Mobile first is progressive enhancement. Start with the most important part of any site: content. Mark it up. Semantically. Why? Because some readers experience your site without CSS. It’s true. Some just want the content. Screenreaders and search engines are the largest of these.

Then style the content. That’s the CSS. Mobile first says start with the LCD, the Lowest Common Denominator: mobile. But make sure that your CSS works in the LCD. That might be IE 9. It might be IE 11. Look at your analytics if possible. Progressive enhancement means add features when available. Progressively enhancing. You see? So if you are using a feature that is only available to IE 11 and better (Chrome, Firefox, etc.) and you need to support IE 9, make sure that the feature is not necessary for the user experience.

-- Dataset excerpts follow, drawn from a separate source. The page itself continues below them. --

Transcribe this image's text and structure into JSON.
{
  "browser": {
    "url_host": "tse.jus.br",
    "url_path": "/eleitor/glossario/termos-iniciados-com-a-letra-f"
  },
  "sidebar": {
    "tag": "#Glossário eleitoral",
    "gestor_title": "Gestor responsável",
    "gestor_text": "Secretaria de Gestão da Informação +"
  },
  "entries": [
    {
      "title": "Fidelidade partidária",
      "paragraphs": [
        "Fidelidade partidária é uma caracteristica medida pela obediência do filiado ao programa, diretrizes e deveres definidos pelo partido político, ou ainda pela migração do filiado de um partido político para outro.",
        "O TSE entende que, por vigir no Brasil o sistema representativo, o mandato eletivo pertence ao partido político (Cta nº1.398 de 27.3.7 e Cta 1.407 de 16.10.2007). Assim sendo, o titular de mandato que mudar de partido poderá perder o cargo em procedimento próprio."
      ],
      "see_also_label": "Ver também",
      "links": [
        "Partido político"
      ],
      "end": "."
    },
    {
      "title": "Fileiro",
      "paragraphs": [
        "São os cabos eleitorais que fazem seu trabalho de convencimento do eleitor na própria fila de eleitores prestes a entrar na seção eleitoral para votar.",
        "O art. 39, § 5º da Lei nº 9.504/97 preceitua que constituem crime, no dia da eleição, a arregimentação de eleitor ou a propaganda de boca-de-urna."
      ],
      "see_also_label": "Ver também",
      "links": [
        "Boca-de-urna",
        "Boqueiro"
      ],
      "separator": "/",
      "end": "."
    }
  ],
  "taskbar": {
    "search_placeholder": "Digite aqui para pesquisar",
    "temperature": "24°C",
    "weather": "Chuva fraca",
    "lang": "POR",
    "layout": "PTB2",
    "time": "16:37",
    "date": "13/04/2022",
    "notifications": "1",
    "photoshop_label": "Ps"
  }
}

Then JavaScript. Understand that some have JavaScript disabled. Whether it be over-cautious IT departments, search engines that cannot handle rendering and parsing JavaScript, users with bad network connectivity that fails to load it, or most importantly screenreaders that help those with handicaps consume the content of the web. JavaScript is an enhancement. So long as you have the last two components set, your page works fine when JS is turned off. So, as features are available, use them.

But see, too many developers these days have abandoned this methodology that fueled the Web Standards movement. Instead, sites require over 300 kilobytes of JavaScript libraries and don’t load anything if JavaScript is disabled. Instead of starting with content, they start with jQuery, Angular, React, or whatever the library de jour is. Everything is built in JavaScript. This is graceful degradation, start with the Greatest Common Denominator. Except many aren’t even testing for the LCD. They aren’t turning off JS to make sure that their site will work for those that disable JS. Often they even break the most basic components of the web browser: the URL and the back/forward buttons.

We need to get back to progressive enhancement as the standard. We need to get back to the promise that the web is accessible to all, no matter the device they use.